SNSが“発信”ではなく“閲覧”から始められるという設計が、中高年にとってハードルを下げているポイントです。


無理に会わなくていいのがよかった

実際の対面や通話を強いられないことも、安心材料として上位に入りました。
中高年の中には「知らない人と会うのは気が重い」と感じる方が多く、「つながっても会わなくていい」関係性が安心感をもたらしています。

「昔の友達と再会すると、やっぱり“会おう”ってなるけど、SNSだとそういうプレッシャーがなくて楽でした」
(67歳・女性)

この“会わなくていいつながり”は、体力的・心理的負担の少ない中高年向けの交流として非常に好評でした。


「スマホが苦手でも大丈夫」と思えたきっかけ

スマートフォンに不慣れなままSNSを使い始めた斉藤さんにとって、「使いこなす」ことがゴールではありませんでした。「誰かとつながる」ことの小さな第一歩。その一歩が、「スマホが苦手でも大丈夫」という実感につながったといいます。

操作が簡単なSNSを選べば始めやすい

斉藤さんが最初に使ってみたのは、中高年でも使いやすいと話題のシンプルなチャットSNS。
機能が絞られていて、「書く」「見る」「返信する」だけ。複雑な設定や装飾もなく、操作は最小限。

「ボタンも大きくて、文字も読みやすい。押し間違えても慌てずに済む作りだったので、安心感がありました」

高齢者向けに配慮された設計のおかげで、「スマホに慣れていなくてもなんとかなる」と感じたそうです。

自分のペースで続けられる安心感

SNSによっては通知が多かったり、急かされたりするような雰囲気がありますが、斉藤さんが使っているサービスは違いました。

「見たくなったときに開けばいいし、返事をしなきゃいけないプレッシャーもない。“義務じゃない”っていう空気がありがたかったですね」

日常の合間に、自分のペースで参加できる。それが、続けるモチベーションにもなりました。

若者の世界ではなく「同世代」の空気があった

SNSというと、若い人たちが使うイメージを持っていた斉藤さん。最初は「場違いかも」と不安を感じていました。

しかし実際に使ってみると、プロフィールには「50代」「60代」の表示が多く、投稿の内容も落ち着いたものが中心。
「介護中です」「定年して時間ができました」といった言葉に、共通の空気を感じたと話します。

「若い人のスピード感にはついていけないと思ってましたが、ここは“年齢に合ったやりとり”ができる場所でした」

「同じような人がいる」「自分も参加していいんだ」と思えることが、苦手意識をやわらげるきっかけになったのです。


会話が少ない毎日に「声にならない気持ち」が戻ってきた

「定年後は、こんなにも静かな日々なんだな…と思いました」と話す斉藤さん。
スマホを使う前、会話は1日に数回あるかないか。
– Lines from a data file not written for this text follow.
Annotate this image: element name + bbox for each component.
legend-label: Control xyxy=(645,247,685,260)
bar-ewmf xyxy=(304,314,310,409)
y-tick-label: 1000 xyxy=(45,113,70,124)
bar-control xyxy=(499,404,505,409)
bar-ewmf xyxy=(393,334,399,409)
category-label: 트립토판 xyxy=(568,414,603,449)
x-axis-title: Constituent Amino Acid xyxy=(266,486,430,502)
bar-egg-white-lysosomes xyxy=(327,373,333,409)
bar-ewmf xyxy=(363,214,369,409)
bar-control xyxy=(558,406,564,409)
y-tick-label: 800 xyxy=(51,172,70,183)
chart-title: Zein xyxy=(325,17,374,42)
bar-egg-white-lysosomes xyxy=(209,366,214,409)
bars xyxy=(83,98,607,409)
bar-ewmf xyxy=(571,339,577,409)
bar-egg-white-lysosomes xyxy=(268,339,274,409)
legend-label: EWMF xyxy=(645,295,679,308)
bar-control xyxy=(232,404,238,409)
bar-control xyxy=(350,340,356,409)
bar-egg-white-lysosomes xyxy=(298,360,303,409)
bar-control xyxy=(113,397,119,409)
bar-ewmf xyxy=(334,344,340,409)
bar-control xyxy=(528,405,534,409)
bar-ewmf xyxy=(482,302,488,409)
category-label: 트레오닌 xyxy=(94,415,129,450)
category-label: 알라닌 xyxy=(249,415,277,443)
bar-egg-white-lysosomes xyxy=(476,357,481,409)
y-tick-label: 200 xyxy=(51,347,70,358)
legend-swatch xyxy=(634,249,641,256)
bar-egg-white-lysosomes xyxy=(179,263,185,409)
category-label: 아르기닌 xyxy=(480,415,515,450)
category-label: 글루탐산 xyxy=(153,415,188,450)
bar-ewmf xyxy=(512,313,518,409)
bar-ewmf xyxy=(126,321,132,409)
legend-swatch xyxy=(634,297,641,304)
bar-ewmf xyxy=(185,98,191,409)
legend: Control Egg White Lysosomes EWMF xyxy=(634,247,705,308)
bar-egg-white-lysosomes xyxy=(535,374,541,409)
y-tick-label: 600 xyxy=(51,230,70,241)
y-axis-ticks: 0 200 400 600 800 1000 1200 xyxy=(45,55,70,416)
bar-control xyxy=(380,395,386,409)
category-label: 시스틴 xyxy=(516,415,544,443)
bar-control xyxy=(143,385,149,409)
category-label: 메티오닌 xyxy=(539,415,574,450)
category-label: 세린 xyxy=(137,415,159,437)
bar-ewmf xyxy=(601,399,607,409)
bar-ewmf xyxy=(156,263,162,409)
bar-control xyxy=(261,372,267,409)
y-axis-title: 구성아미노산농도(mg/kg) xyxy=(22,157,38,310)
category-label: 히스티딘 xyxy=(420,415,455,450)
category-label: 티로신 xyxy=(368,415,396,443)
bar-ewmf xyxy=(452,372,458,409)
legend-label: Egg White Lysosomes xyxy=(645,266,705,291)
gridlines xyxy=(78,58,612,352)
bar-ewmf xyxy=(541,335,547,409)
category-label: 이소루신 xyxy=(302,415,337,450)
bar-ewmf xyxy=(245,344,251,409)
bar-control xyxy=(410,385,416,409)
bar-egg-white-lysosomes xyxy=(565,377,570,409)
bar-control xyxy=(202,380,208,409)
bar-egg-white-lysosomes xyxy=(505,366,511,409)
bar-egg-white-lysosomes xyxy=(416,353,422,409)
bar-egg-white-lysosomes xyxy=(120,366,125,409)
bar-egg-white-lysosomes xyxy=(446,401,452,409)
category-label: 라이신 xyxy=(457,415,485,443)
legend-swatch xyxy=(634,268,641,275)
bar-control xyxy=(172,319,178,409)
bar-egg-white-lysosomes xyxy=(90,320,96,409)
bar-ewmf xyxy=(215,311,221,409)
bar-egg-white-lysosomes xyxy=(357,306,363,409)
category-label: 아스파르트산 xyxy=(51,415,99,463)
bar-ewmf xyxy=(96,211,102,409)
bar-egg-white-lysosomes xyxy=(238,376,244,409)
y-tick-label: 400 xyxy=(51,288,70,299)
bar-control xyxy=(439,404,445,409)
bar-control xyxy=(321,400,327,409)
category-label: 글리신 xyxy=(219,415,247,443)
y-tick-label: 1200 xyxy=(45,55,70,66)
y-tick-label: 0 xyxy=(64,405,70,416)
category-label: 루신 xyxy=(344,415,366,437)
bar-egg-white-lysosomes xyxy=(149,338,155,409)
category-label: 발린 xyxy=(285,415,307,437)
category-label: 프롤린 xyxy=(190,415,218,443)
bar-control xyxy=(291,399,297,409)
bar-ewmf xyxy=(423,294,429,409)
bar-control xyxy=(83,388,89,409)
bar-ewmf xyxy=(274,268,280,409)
テレビやラジオの音が、唯一の“声”だったといいます。

しかし、SNSを通じて「誰かとことばを交わす」ようになったことで、少しずつ心の中にあった“何か”が動き出しました。

話す習慣ができると、気持ちのリズムも整う

毎朝、SNSの掲示板に挨拶を書き込む。それだけの行動ですが、斉藤さんにとっては一日のスタートを区切る大切な“儀式”になっています。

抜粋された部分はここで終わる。